Delete files from Azure Data Lake

Posted on Posted in Data & Business Intelligence

In today’s post we will describe how to delete old files from Azure Data Lake.

We are using Azure Data Lake to store raw data (unprocessed) and as an archive to our data-warehouse (processed data).

After we processed the raw data we are no longer using it, so we decided that we want to delete old files.

The structure of the directories is we have a “processed directory” and inside it we have a lot of sub directories, each of them contain JSON files.

This is the script we used: It basically scans all the directories under the “processed directory” (see parameters below) and for each file it checks if we need to delete it or not (by “last write time” and a time period parameter).

Parameters:

  • subscriptionName – In case that the script is running from a different subscription than the Azure Data Lake, you need to set this parameter to the Data Lake subscription. This is because some of the commands we will use don’t have an option to define the subscription, so we used Select-AzureRmSubscription -SubscriptionName commands to set the default Azure subscription.
  • Cred – We are using Get-AutomationPSCredential, so you’ll need to change ‘Automation’ to your own user (read more about it).
  • dataLakeAccountName – The name of the Data Lake store.
  • dls_path – The path inside the Data Lake you wish to delete files from.
  • limit –  Represents the time period, files which the last write was limit days ago will be deleted.

9 thoughts on “Delete files from Azure Data Lake

  1. Thanks Neta Iser,
    I have created a new RUNBOOK and the type is ‘PowerShell Workflow RunBook’.After I did some changes to above script and tried to test it from Test pane but it showing error like below Could you please help me what it is exactly(I am really new to PowerShell)
    Error message:
    BadRequest: The Runbook definition is invalid.
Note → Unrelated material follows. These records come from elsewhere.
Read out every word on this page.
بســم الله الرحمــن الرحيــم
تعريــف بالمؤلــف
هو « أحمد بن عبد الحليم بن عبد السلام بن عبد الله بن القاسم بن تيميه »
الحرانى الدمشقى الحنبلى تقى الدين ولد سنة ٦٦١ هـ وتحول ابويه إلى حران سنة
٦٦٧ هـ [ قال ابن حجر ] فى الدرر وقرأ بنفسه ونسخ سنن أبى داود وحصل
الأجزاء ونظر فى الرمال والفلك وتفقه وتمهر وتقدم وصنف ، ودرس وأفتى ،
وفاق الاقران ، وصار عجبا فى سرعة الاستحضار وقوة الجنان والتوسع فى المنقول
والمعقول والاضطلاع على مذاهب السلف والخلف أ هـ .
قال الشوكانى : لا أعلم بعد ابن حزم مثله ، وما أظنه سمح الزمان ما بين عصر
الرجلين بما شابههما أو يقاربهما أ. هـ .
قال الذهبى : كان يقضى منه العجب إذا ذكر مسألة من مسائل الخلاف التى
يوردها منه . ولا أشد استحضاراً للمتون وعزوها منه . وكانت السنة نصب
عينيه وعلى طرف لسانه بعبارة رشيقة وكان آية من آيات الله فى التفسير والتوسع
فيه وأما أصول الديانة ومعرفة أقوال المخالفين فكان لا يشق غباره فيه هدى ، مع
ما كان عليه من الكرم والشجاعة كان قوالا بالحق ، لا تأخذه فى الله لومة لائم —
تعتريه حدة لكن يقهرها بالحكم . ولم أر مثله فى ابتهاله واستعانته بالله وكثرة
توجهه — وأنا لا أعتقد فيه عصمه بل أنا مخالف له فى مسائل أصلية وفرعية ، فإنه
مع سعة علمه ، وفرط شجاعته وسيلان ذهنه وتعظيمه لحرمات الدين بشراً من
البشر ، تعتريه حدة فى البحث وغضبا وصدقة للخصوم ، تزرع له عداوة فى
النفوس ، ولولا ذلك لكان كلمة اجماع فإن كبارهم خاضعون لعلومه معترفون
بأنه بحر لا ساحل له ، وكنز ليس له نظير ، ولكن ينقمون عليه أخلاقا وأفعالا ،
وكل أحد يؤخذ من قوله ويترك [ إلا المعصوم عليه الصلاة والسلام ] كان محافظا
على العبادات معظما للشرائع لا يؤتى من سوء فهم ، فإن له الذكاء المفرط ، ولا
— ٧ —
Case-insensitive switch statements are not supported in a Windows PowerShell Workflow. Supply the -CaseSensitive flag, and ensure that case clauses are written appropriately. To write a case-insensitive case statement, first convert the input to either uppercase or lowercase, and update the case clauses to match.
    Case-insensitive switch statements are not supported in a Windows PowerShell Workflow. Supply the -CaseSensitive flag, and ensure that case clauses are written appropriately. To write a case-insensitive case statement, first convert the input to either uppercase or lowercase, and update the case clauses to match.

    1. Hi Shekar,

      The script is written as a regular Runbook and it appears you are trying to use it as a Workflow.
      There are some syntax adjustments that might be required to do this.
      This specific error you are experiencing requires adding the -CaseSensitive flag after the switch statement in line #25.
      If you want to share the modified script it will be easier to assist you with this.

      Regards,
      Dima

      1. Below is my script please review and correct the errors.
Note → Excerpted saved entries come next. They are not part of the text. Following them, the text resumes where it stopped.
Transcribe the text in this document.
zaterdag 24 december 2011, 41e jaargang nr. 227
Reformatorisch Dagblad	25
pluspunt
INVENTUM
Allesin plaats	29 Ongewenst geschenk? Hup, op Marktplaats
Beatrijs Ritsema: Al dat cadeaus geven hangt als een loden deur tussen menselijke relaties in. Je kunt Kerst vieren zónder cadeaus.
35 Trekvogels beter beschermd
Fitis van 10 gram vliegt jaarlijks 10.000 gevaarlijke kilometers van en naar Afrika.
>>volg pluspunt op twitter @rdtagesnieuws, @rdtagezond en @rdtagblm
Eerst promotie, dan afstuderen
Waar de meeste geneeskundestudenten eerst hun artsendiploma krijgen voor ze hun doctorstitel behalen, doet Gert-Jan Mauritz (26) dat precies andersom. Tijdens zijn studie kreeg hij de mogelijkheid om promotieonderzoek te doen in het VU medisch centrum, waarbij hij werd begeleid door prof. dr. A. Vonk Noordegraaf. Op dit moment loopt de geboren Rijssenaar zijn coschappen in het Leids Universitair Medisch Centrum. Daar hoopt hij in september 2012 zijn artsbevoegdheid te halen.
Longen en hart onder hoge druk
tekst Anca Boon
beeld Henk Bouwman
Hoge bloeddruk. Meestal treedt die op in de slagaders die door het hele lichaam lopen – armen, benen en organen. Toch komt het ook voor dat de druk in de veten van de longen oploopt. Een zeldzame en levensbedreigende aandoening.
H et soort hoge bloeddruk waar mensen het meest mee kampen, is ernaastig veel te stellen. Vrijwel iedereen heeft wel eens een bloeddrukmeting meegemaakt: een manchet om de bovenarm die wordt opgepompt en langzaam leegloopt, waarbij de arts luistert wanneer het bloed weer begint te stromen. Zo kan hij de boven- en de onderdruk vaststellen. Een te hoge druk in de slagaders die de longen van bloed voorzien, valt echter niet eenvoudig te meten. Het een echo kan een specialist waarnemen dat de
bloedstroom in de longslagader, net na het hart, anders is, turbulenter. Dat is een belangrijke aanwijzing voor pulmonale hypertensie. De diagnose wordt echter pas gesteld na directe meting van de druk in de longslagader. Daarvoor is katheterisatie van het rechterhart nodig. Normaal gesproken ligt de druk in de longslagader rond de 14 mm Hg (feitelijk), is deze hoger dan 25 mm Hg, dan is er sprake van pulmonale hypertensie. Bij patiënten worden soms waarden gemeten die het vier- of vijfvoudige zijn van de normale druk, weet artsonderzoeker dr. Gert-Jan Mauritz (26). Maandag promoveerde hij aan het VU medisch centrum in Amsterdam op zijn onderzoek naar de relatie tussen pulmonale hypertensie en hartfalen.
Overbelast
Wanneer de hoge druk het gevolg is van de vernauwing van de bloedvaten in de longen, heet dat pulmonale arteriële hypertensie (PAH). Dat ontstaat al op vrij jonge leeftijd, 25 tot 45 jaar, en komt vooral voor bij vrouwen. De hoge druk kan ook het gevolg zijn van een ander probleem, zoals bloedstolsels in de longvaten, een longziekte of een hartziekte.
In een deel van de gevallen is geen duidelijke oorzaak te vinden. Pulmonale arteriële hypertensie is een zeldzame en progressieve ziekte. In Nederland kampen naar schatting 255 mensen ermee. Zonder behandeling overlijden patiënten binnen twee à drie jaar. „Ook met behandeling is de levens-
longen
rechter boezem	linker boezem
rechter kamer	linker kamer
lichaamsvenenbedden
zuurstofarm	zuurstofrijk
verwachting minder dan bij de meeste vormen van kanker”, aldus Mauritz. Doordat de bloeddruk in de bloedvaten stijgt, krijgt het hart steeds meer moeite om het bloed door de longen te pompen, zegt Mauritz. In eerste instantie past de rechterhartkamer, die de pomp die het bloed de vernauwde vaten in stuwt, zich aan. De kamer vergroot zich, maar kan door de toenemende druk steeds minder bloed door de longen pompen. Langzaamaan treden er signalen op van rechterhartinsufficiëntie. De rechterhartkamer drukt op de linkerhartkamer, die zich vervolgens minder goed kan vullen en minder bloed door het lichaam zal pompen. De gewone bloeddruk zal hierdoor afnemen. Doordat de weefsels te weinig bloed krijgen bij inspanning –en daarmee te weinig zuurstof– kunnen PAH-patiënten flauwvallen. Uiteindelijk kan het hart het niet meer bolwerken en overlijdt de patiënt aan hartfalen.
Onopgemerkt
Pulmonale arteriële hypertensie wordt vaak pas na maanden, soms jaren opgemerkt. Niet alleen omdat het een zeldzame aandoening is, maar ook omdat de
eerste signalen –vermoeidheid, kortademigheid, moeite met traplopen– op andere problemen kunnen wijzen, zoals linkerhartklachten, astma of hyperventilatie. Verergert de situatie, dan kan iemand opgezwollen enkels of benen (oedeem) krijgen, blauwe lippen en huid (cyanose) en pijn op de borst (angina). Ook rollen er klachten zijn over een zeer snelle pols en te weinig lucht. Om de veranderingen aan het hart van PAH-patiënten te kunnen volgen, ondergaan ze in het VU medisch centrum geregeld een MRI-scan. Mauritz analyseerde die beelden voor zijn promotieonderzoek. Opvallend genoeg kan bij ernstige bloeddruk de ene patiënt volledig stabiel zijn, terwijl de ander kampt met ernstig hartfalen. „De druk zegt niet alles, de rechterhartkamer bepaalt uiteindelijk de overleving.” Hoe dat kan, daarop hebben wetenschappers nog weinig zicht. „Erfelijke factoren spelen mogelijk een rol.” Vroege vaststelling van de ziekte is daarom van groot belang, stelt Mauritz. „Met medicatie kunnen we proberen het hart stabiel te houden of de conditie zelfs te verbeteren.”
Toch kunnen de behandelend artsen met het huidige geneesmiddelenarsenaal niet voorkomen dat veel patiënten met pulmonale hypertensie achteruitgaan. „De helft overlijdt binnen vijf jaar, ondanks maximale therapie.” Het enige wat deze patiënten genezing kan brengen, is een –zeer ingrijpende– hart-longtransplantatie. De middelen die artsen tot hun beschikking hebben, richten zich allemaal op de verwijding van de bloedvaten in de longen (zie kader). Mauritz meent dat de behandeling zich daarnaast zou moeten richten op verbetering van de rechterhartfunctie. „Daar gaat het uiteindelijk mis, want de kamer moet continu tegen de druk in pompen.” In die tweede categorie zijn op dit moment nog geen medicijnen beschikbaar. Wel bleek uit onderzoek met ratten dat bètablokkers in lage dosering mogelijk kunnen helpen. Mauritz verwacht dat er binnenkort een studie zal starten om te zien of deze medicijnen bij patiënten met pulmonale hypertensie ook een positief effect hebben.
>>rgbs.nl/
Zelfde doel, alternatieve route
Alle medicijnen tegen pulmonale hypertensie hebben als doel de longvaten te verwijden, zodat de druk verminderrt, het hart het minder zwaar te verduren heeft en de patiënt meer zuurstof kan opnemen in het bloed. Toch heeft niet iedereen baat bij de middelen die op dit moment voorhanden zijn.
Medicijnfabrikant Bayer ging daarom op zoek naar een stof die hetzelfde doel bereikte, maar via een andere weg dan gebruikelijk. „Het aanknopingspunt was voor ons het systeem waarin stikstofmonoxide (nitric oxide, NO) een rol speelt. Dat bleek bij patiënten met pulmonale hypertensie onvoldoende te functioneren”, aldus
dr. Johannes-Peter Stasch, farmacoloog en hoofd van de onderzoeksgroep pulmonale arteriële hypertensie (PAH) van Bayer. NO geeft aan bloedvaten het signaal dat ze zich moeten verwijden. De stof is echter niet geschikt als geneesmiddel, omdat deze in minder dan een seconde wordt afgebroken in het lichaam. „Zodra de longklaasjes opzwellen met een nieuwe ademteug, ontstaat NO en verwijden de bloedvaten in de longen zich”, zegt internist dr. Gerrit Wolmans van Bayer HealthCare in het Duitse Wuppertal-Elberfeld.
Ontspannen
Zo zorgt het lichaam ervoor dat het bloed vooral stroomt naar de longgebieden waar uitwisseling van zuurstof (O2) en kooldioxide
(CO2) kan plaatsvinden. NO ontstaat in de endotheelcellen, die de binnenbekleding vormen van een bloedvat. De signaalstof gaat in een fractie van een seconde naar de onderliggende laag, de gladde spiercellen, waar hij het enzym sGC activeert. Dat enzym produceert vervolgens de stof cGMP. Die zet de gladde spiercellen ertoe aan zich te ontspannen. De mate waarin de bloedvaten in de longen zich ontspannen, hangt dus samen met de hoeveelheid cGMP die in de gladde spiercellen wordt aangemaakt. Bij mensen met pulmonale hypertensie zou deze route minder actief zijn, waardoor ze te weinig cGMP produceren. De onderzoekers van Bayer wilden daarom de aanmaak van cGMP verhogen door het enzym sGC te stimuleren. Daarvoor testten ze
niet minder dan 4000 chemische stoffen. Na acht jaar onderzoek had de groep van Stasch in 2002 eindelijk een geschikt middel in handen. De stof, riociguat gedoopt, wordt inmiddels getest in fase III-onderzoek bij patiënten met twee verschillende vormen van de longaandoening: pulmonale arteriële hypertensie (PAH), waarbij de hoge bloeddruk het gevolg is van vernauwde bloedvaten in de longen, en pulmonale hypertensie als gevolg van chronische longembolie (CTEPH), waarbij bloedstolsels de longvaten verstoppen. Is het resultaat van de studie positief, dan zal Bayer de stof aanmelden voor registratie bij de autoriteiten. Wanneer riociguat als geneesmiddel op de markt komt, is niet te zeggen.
        # Deletes Azure Data Lake old files
        #General configuration
        $subscriptionName = ‘MySubscriptionName’
        #Login
        #$Cred = Get-AutomationPSCredential -Name ‘RemoveFiles’
        #$null = Add-AzureRmAccount -Credential $Cred
        Select-AzureSubscription -SubscriptionName $subscriptionName | Out-Null

        #Data lake configuration
        $dataLakeAccountName = ‘MyDataLakeName’
        $dls_path = “folderPath”
        $limit = (Get-Date).AddDays(-90)

        #Get all sub-directories folders
        #$done_folders = Get-AzureRmDataLakeStoreChildItem -Account $dataLakeAccountName -Path $dls_path (Get-AzureRmDataLakeStoreChildItem cmdlets is not supporting so i commented)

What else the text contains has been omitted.